Кардинал тихонько откашливается.
– Мы все служим королю, – говорит Кавендиш.
А кардинал добавляет:
– Томас, мы все – творения его рук.
Они садятся в барку. Над нею реют флаги: роза Тюдоров, две черные корнуольские галки – символ святого покровителя Вулси, Томаса Бекета. Кавендиш, хлопая глазами, восклицает: «Гляньте, сколько лодок на реке! Так и снуют!» В первый миг Вулси думает, что лондонцы вышли с ним попрощаться. Но когда он всходит на барку, с лодок несутся гогот и улюлюканье. На пристани собрались люди, и, хотя кардинальская стража их сдерживает, нет сомнений, что намерения у толпы самые враждебные. Когда барка начинает двигаться вверх по реке, а не вниз, к Тауэру, слышны вопли и угрозы.

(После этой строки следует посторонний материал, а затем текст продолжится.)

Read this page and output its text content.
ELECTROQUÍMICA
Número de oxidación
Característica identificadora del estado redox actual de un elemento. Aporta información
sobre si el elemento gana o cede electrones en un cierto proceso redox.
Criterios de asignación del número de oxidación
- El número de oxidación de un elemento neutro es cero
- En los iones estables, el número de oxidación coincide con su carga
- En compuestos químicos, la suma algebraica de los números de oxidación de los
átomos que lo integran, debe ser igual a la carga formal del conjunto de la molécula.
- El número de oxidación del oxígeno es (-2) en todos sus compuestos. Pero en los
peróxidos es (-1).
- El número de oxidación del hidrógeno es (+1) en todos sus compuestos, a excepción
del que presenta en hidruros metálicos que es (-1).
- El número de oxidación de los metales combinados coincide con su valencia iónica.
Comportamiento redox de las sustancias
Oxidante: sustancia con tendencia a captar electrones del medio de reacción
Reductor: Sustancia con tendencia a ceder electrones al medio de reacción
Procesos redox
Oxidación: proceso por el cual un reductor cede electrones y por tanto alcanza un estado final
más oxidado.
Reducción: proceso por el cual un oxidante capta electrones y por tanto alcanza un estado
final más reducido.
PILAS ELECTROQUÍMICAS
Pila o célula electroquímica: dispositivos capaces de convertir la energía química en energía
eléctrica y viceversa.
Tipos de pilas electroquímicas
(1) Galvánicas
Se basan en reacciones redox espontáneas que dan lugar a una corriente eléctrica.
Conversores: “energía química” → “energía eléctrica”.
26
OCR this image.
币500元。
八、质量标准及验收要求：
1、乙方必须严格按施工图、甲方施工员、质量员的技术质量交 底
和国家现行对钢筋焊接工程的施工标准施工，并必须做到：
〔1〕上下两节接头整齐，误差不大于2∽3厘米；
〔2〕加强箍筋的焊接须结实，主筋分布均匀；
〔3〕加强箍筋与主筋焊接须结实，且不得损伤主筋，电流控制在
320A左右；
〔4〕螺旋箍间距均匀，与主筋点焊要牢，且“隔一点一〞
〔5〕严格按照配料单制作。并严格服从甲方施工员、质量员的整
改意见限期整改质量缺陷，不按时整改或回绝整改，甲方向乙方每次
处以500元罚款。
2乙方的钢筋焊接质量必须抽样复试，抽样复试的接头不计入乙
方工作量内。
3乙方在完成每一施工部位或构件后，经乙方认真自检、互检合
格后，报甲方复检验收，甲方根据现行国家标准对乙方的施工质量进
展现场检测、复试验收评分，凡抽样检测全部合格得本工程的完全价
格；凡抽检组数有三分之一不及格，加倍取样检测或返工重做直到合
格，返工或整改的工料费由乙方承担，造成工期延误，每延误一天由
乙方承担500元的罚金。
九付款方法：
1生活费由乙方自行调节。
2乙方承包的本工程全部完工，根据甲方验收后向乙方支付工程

И вот тут-то кардинал теряет власть над собой: падает на скамью и говорит, говорит, говорит до самого Патни:
– За что меня так ненавидят? Что они от меня видели, кроме добра? Сеял ли я вражду? Нет. Доставал зерно в неурожайные годы. Когда взбунтовались подмастерья, на коленях в слезах молил его величество помиловать зачинщиков, уже стоявших с веревками на шее.
– Толпа, – произносит Кавендиш, – всегда жаждет перемен. Видя, как великий человек вознесся, она хочет его низвергнуть, просто ради новизны.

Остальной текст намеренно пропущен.